Ukraine’s willingness to forge a new relationship with Russia also provides a basis for more stable trade relations between the two most important Soviet republics, officials said. For a time after the attempted August coup, Ukraine, the Soviet breadbasket, refused to send grain to Russia. And Russia, the premier energy producer, halted fuel shipments to Ukraine. But the new commonwealth should at least ease some strains on the Soviet food distribution system.

So far, U.S. food assistance has been carried out despite the apparent collapse of the central authority, American officials said. The first grain shipments since President Bush’s decision in November to expand U.S. food aid should arrive in the Soviet Union this month, an Agriculture Department spokesman said Tuesday.

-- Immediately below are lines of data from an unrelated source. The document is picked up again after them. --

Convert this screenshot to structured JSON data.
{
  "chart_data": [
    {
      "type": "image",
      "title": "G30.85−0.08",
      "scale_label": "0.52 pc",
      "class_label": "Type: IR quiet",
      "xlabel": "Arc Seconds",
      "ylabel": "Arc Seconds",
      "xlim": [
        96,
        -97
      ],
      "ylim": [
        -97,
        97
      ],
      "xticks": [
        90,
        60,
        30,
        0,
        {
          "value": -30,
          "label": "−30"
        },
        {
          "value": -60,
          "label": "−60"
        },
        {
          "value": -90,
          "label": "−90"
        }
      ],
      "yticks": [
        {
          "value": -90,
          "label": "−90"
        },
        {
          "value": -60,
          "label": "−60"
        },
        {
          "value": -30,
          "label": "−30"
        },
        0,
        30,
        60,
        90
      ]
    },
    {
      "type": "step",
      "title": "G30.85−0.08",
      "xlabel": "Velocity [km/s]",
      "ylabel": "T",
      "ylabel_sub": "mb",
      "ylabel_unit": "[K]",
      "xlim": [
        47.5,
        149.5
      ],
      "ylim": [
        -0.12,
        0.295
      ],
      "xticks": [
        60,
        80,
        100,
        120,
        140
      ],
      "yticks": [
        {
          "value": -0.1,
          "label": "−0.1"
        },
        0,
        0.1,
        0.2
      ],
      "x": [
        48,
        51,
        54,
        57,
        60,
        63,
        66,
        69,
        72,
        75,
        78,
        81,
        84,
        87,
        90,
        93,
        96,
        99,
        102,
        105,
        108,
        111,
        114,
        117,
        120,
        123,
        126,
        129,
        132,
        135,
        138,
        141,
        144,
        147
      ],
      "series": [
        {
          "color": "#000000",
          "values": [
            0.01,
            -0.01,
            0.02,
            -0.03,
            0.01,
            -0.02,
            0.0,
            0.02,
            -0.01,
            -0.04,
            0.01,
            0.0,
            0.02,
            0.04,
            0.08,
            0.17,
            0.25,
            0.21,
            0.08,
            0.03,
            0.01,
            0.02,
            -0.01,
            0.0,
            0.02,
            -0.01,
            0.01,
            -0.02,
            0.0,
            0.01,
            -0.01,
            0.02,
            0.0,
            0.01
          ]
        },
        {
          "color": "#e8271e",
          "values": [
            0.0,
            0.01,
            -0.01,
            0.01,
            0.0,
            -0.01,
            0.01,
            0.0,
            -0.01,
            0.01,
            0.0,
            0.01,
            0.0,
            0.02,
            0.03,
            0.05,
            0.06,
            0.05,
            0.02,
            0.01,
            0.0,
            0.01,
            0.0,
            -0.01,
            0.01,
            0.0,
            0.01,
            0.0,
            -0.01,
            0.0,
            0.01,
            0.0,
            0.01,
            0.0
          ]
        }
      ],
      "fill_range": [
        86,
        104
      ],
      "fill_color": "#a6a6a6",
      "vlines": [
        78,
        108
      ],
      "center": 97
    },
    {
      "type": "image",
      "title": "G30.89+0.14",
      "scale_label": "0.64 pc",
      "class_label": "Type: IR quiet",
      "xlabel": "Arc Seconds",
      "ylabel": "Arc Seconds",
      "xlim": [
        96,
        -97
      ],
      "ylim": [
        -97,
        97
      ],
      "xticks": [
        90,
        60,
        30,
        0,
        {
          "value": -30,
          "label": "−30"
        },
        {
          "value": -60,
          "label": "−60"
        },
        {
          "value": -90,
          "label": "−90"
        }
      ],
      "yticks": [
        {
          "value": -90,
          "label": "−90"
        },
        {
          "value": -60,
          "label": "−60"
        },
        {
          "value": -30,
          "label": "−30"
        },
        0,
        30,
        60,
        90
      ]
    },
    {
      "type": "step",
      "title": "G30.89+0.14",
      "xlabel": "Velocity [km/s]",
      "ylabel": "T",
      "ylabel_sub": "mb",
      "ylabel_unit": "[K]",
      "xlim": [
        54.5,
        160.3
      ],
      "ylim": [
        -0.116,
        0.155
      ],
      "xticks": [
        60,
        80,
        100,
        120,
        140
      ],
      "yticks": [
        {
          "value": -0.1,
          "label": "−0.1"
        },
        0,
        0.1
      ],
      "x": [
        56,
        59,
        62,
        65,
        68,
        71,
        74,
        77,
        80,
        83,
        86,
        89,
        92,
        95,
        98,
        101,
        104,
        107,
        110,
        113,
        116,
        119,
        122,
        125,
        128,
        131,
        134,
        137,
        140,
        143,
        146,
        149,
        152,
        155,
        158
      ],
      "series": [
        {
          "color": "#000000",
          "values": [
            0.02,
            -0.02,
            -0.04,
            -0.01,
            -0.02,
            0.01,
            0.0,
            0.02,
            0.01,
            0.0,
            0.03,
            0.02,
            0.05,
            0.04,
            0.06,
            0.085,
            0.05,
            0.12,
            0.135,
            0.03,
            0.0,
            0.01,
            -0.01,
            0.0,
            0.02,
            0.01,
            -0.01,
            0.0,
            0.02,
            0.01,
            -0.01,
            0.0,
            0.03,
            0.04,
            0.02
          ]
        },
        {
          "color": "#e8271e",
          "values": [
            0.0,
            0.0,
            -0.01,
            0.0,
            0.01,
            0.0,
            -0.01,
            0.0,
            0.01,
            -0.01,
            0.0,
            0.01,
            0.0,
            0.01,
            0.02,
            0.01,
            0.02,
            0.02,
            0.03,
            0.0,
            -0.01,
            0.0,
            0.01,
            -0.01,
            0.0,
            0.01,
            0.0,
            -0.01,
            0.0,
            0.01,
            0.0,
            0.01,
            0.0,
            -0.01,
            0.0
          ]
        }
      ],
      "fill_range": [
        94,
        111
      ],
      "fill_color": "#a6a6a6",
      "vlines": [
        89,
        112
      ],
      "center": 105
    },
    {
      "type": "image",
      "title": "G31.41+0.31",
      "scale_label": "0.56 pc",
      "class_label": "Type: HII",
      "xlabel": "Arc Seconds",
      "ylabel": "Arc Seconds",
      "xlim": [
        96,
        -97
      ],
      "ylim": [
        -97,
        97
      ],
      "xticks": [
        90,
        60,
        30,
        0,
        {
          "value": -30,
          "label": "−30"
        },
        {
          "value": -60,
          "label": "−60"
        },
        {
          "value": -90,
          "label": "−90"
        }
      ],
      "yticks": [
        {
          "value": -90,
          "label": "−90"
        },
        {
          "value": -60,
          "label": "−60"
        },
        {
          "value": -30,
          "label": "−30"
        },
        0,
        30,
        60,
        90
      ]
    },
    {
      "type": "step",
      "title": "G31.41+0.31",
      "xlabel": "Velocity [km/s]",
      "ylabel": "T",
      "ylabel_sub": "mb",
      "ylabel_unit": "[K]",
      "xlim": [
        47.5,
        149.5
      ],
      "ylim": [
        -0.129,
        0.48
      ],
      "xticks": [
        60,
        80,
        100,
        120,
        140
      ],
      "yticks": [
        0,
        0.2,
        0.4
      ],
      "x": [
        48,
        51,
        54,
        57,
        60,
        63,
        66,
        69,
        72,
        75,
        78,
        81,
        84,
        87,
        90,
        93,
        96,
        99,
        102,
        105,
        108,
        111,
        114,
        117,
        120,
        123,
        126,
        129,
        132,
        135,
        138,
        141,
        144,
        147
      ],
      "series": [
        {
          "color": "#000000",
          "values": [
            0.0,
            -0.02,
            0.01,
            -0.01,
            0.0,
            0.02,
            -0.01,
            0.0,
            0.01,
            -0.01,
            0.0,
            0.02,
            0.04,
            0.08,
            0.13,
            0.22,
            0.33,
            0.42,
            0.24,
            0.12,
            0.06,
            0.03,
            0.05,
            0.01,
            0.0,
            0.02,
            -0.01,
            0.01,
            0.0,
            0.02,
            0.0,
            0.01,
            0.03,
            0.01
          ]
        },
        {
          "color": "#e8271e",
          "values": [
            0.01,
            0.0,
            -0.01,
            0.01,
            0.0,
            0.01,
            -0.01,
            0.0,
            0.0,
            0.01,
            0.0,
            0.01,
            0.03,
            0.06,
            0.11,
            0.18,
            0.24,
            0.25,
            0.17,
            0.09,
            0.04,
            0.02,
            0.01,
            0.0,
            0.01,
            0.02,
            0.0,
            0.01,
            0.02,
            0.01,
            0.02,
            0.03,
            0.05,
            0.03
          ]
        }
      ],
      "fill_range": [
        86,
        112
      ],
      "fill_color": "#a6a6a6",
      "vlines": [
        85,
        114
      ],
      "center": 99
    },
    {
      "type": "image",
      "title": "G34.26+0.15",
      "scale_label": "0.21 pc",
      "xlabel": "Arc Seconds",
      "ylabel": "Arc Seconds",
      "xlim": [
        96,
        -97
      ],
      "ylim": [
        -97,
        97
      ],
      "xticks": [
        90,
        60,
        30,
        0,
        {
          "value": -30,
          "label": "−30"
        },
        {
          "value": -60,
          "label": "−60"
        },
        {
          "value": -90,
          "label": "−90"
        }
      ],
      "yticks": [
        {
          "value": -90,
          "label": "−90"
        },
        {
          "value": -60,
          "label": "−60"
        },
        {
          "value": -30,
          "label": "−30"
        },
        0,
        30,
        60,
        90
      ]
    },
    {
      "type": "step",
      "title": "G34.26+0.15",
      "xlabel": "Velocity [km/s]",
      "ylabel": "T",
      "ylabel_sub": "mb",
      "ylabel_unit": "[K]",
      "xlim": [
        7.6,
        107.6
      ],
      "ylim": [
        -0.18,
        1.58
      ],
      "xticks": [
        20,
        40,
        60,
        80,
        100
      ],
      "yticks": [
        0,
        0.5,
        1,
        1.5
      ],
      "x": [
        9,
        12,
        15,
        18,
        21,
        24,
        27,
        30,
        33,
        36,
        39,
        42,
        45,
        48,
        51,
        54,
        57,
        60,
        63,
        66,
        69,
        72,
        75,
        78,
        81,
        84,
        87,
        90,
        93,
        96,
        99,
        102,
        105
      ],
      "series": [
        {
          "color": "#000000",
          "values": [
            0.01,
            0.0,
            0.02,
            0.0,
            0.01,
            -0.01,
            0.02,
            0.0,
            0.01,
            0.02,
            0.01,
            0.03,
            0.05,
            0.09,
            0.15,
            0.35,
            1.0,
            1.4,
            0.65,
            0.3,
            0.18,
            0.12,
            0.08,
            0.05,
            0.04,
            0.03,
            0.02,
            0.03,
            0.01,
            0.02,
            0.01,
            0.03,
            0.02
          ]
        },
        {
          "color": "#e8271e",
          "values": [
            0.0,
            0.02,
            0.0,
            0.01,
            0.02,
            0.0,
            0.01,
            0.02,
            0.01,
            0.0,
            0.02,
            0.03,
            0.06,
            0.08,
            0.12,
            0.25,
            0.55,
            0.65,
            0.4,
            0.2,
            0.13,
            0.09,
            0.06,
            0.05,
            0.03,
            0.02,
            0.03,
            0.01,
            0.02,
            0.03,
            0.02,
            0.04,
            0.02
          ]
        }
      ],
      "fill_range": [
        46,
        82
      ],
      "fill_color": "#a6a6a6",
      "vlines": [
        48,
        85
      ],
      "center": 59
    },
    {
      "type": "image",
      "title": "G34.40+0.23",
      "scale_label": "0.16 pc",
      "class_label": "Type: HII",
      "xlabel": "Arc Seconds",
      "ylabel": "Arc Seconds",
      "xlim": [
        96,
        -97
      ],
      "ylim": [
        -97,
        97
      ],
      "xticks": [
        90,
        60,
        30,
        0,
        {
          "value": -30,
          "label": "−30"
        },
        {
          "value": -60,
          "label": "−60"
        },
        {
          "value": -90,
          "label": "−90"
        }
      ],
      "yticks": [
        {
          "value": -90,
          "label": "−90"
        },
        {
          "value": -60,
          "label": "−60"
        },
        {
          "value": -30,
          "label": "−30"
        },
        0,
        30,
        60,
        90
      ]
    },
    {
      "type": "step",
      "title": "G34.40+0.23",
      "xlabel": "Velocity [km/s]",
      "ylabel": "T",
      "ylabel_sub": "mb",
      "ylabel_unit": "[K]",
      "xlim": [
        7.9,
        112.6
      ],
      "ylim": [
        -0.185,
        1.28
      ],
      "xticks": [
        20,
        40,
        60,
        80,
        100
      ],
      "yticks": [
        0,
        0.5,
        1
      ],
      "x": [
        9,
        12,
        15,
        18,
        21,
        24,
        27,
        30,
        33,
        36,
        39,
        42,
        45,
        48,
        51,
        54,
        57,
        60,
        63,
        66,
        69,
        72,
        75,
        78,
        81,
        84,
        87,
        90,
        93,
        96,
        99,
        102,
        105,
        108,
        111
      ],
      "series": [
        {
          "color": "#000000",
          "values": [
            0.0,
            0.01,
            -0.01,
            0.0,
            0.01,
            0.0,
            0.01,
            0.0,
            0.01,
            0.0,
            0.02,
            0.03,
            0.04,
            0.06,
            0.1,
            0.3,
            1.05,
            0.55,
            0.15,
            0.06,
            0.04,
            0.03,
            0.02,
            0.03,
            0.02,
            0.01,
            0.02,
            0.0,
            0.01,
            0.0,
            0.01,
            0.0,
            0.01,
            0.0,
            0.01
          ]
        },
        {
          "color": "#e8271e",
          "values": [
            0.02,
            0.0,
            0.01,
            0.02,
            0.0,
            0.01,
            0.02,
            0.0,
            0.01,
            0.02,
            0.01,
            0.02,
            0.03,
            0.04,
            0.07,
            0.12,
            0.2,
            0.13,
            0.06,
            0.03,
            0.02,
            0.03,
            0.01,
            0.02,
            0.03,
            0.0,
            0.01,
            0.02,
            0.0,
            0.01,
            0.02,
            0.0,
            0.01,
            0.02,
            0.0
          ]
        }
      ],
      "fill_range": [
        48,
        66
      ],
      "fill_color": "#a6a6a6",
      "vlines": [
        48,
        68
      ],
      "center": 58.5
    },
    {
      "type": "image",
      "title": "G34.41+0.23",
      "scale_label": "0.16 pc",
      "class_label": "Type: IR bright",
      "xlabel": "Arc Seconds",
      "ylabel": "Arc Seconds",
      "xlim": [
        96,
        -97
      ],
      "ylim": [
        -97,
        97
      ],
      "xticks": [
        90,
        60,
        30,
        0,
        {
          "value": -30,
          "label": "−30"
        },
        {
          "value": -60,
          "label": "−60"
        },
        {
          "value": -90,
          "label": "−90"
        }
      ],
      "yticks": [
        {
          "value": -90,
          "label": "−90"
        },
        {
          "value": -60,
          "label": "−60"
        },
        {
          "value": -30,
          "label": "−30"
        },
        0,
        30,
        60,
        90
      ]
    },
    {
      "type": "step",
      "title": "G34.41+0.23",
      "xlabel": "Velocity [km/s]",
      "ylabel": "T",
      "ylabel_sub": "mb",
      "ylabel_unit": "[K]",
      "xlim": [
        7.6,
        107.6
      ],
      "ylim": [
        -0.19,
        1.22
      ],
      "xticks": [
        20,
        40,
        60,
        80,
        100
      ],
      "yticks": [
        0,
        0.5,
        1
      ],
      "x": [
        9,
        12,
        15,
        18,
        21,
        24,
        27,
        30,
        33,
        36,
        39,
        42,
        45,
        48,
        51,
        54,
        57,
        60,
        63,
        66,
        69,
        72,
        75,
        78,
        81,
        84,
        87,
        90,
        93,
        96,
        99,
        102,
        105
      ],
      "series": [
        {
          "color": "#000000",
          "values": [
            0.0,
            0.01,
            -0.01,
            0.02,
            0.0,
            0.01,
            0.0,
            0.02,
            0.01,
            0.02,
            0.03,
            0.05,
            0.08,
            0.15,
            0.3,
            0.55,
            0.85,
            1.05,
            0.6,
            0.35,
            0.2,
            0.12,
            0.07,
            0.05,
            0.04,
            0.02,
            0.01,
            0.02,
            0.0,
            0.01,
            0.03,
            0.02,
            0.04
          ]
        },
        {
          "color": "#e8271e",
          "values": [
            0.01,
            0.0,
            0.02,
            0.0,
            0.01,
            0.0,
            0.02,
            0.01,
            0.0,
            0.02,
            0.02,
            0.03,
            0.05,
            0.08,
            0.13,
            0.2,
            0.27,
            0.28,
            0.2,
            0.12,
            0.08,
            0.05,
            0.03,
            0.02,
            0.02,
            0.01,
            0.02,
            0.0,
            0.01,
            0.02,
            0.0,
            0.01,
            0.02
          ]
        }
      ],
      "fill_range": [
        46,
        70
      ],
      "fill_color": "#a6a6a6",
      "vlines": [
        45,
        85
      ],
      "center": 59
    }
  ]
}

Western debt relief also should be able to continue under a new commonwealth, officials said. The debt talks always have involved individual republics, and local authorities have agreed to shoulder the repayment of the Soviet foreign debt.

But complicating the picture, officials said, is the absence in the commonwealth, so far, of the Central Asian republics of the Soviet empire. If the Soviet central government collapses, U.S. aid to Central Asia, where food shortages are severe, will have to go directly to each of the poverty stricken, remote republics.

Strauss challenged American corporations to invest in the Soviet Union. He warned that the Germans and Japanese are rushing in, while American firms sit on the sidelines.